The inclusion of CSI Compressco's fleet will position Kodiak as the industry leader with the largest contract compression fleet, boasting 4.3 million revenue-generating horsepower

Kodiak-20thDec

(Credit: Talpa from Pixabay)

Kodiak Gas Services and CSI Compressco have officially entered into a definitive merger agreement. According to the terms of the agreement, Kodiak will complete the acquisition of CSI Compressco through an all-equity transaction, with an estimated total value of around $854m.

This valuation includes taking on approximately $619m in net debt. The calculation is based on the closing price of Kodiak’s stock as of 18 December 2023.

The inclusion of CSI Compressco’s fleet will position Kodiak as the industry leader with the largest contract compression fleet, boasting 4.3 million revenue-generating horsepower. This strategic move not only expands Kodiak’s reach but also delves further into the natural gas value chain by incorporating CSI Compressco’s treating, gas cooling, and aftermarket services businesses. The augmented scale achieved through this merger enables Kodiak to uphold its commitment to delivering top-notch service and reinforces its dominant presence in key operational regions like the Permian Basin and Eagle Ford Shale. Notably, both Kodiak and CSI Compressco rely on fixed-revenue contracts with inflation-protection mechanisms, ensuring resilient cash flows even amidst commodity price fluctuations.

Based on Wall Street consensus estimates for both entities, the merged company is anticipated to generate approximately $630m in 2024 Adjusted EBITDA, factoring in the anticipated annual cost synergies of at least $20m.

Kodiak CEO Mickey McKee said: “I am excited to announce the acquisition of CSI Compressco, a highly accretive and leverage-neutral transaction that we believe will unlock significant value for both Kodiak shareholders and CSI Compressco unitholders.

“The increased scale provided by the industry’s largest contract compression fleet will allow Kodiak to continue to provide the highest level of service in the industry to our customers, many of which are themselves undergoing consolidation.”

According to the terms outlined in the merger agreement, CSI Compressco unitholders are set to receive 0.086 shares of Kodiak common stock for each CSI Compressco common unit they possess. Following the completion of the merger, the combined company will adopt an “Up-C” structure. CSI Compressco unitholders who meet specific criteria will have the option to choose 0.086 limited liability company units, representing economic interests in Kodiak’s operating subsidiary, along with an equal number of shares of non-economic voting preferred stock of Kodiak, for each CSI Compressco common unit they hold. These units can be redeemed at the holder’s discretion for one share of Kodiak common stock, along with the cancellation of a corresponding share of preferred stock, after a six-month post-closing lock-up period and subject to certain conditions. Upon the merger’s completion, CSI Compressco unitholders are expected to own approximately 14% of the combined company on a fully diluted basis.

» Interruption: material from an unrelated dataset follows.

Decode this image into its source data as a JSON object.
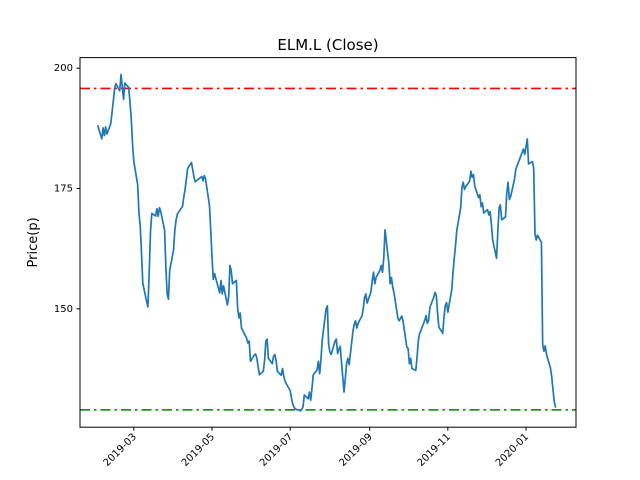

The merger has received approval from both the Board of Directors of Kodiak and the Board of Directors of CSI Compressco GP. Notably, key unitholders of CSI Compressco, such as Spartan Energy Partners (controlling the CSI Compressco GP), Merced Capital, and Orvieto Fund, holding a combined ownership of over 50% of CSI Compressco’s outstanding units, have entered into support agreements. As per these agreements, they commit to voting their CSI Compressco units in favour of the merger once the S-4 Registration Statement becomes effective with the SEC. This signifies a substantial level of support and alignment among major stakeholders for the successful completion of the transaction.

The anticipated timeline for the transaction’s completion is set for the second quarter of 2024. However, this is contingent upon securing various regulatory approvals and meeting other closing conditions, including obtaining clearance under the Hart-Scott-Rodino (HSR) Act.